Il conduit sa femme marocaine chez un célèbre religieux pour sauver leur mariage… elle ne revient plus

- 16h00 - Monde - Ecrit par : Nadia El A.

Un homme d’affaires nigérian accuse un célèbre prédicateur d’avoir provoqué la rupture de son mariage avec une Marocaine. Sollicité pour une médiation, le mari a lui-même conduit son épouse chez le religieux. Selon lui, elle n’est jamais revenue vivre au domicile conjugal.

Nasir Musa Idris affirme avoir épousé la Marocaine Khadija Diab au Maroc en octobre 2024. Après avoir accompli les formalités nécessaires, il l’emmène à Kaduna, dans le nord du Nigeria, où le couple s’installe.

La situation bascule le 16 septembre 2025. Selon les documents judiciaires consultés par la presse nigériane, Idris reçoit un appel de l’un des fils du célèbre prédicateur islamique Sheikh Ahmad Gumi. Son épouse se serait plainte de lui et le religieux souhaiterait la recevoir pour une séance de conseil conjugal.

Le mari accepte et conduit lui-même Khadija au domicile de Gumi. Il affirme avoir accepté de l’y laisser en raison de la réputation du prédicateur. Les deux hommes ne se connaissaient pourtant que très peu : Idris avait précédemment présenté brièvement son épouse à Gumi, notamment parce que la femme du religieux est elle aussi marocaine.
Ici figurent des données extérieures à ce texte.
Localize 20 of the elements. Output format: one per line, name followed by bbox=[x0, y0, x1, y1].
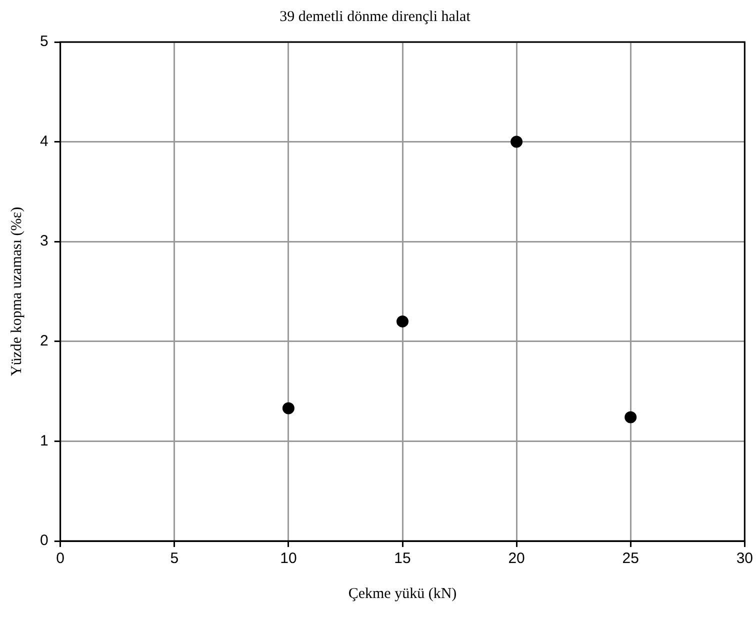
x-tick-label: 10 bbox=[280, 550, 297, 568]
point bbox=[282, 402, 294, 414]
point bbox=[510, 136, 523, 148]
x-tick-label: 20 bbox=[508, 550, 525, 568]
x-axis-title: Çekme yükü (kN) bbox=[348, 586, 457, 602]
point bbox=[624, 411, 637, 424]
x-tick-label: 15 bbox=[394, 550, 411, 568]
y-tick-label: 1 bbox=[40, 432, 48, 450]
y-tick-label: 5 bbox=[40, 33, 48, 50]
chart-title: 39 demetli dönme dirençli halat bbox=[280, 8, 472, 25]
y-tick-label: 0 bbox=[40, 532, 48, 550]
x-tick-label: 0 bbox=[56, 550, 65, 568]
y-tick-label: 4 bbox=[40, 132, 48, 150]
point bbox=[396, 315, 408, 328]
y-tick-label: 2 bbox=[40, 332, 48, 350]
y-tick-label: 3 bbox=[40, 232, 48, 250]
x-tick-label: 30 bbox=[736, 550, 753, 568]
x-tick-label: 25 bbox=[622, 550, 639, 568]
y-axis-title: Yüzde kopma uzaması (%ε) bbox=[8, 206, 25, 376]
x-tick-label: 5 bbox=[170, 550, 179, 568]
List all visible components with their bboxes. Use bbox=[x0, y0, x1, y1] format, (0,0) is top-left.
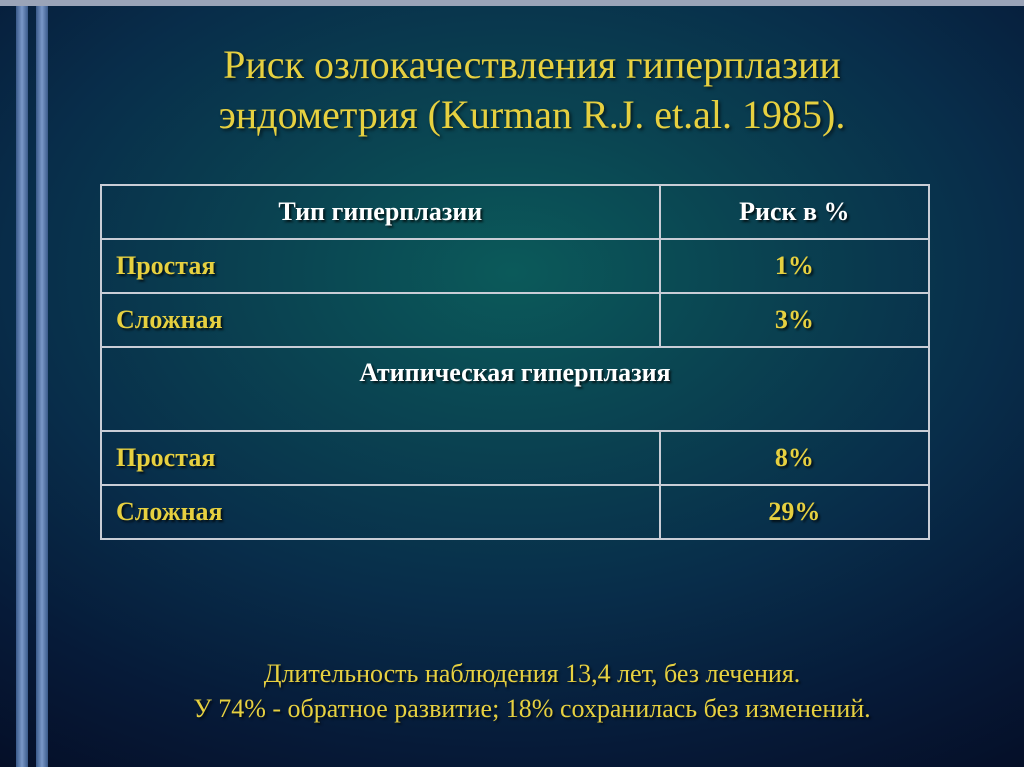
table: Тип гиперплазии Риск в % Простая 1% Слож… bbox=[100, 184, 930, 540]
table-row: Сложная 3% bbox=[101, 293, 929, 347]
row-value: 3% bbox=[660, 293, 929, 347]
decor-bar-left bbox=[16, 6, 28, 767]
row-label: Простая bbox=[101, 239, 660, 293]
footer-line-1: Длительность наблюдения 13,4 лет, без ле… bbox=[264, 659, 801, 688]
row-value: 8% bbox=[660, 431, 929, 485]
slide: Риск озлокачествления гиперплазии эндоме… bbox=[0, 0, 1024, 767]
row-label: Простая bbox=[101, 431, 660, 485]
title-line-1: Риск озлокачествления гиперплазии bbox=[223, 42, 841, 87]
slide-footer: Длительность наблюдения 13,4 лет, без ле… bbox=[80, 656, 984, 726]
row-label: Сложная bbox=[101, 485, 660, 539]
slide-title: Риск озлокачествления гиперплазии эндоме… bbox=[80, 40, 984, 140]
table-row: Простая 8% bbox=[101, 431, 929, 485]
footer-line-2: У 74% - обратное развитие; 18% сохранила… bbox=[193, 694, 870, 723]
row-value: 29% bbox=[660, 485, 929, 539]
table-row: Сложная 29% bbox=[101, 485, 929, 539]
risk-table: Тип гиперплазии Риск в % Простая 1% Слож… bbox=[100, 184, 930, 540]
row-label: Сложная bbox=[101, 293, 660, 347]
header-risk: Риск в % bbox=[660, 185, 929, 239]
title-line-2: эндометрия (Kurman R.J. et.al. 1985). bbox=[219, 92, 846, 137]
table-section-row: Атипическая гиперплазия bbox=[101, 347, 929, 431]
header-type: Тип гиперплазии bbox=[101, 185, 660, 239]
section-label: Атипическая гиперплазия bbox=[101, 347, 929, 431]
decor-bar-right bbox=[36, 6, 48, 767]
table-row: Простая 1% bbox=[101, 239, 929, 293]
table-header-row: Тип гиперплазии Риск в % bbox=[101, 185, 929, 239]
row-value: 1% bbox=[660, 239, 929, 293]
Sur Bladi.net : Elle accuse son mari de les avoir laissés au Maroc sans passeports : le jugement de Larache est écarté

Mais Khadija Diab ne retourne pas vivre au domicile conjugal. Idris soutient que ses tentatives pour la faire revenir échouent et accuse Gumi, son épouse, ses fils et deux de leurs proches de la retenir et d’exercer une influence sur elle.

Le médiateur se retrouve poursuivi

Idris engage alors plusieurs procédures devant deux tribunaux de magistrats et une juridiction islamique de l’État de Kaduna. Les plaintes déposées en avril et mai 2026 visent Sheikh Ahmad Gumi et cinq autres personnes, selon les documents judiciaires détaillés par Atlantic Post.

Le Nigérian les accuse notamment de complot, rétention injustifiée, intrusion, diffamation et utilisation de faux documents. Il affirme également que 20 000 dollars et 6 000 riyals saoudiens auraient été emportés de son domicile le 19 septembre 2025.

Le conflit porte aussi sur un document relatif au mariage. Idris affirme que Gumi s’est présenté comme le représentant légal de Khadija devant un tribunal islamique et a fourni des informations inexactes. Selon lui, le document obtenu aurait ensuite été annulé par cette même juridiction, mais aurait continué à être utilisé dans d’autres procédures.

Les tentatives de réconciliation auraient également échoué. Le mari assure avoir fait livrer des effets personnels à Khadija le 3 novembre 2025, mais que ceux-ci lui ont été retournés. Il accuse l’entourage du prédicateur d’avoir cherché à le pousser à dissoudre le mariage.

Sur Bladi.net : Elle vit aux Pays-Bas, la justice lui invente un salaire au Maroc

L’affaire a refait surface début septembre après une intervention filmée d’Idris auprès de RFI Hausa. L’homme affirme que son épouse, aujourd’hui âgée de 23 ans, se trouve toujours auprès de l’entourage de Gumi, près d’un an après leur séparation.

Il accuse également le religieux de ne pas avoir répondu à une convocation des autorités nigérianes. Le média ayant relayé ces nouvelles déclarations précise toutefois n’avoir pu en vérifier ni le fondement ni la nature exacte. Sheikh Ahmad Gumi n’avait pas publiquement répondu à ces accusations au moment de leur publication.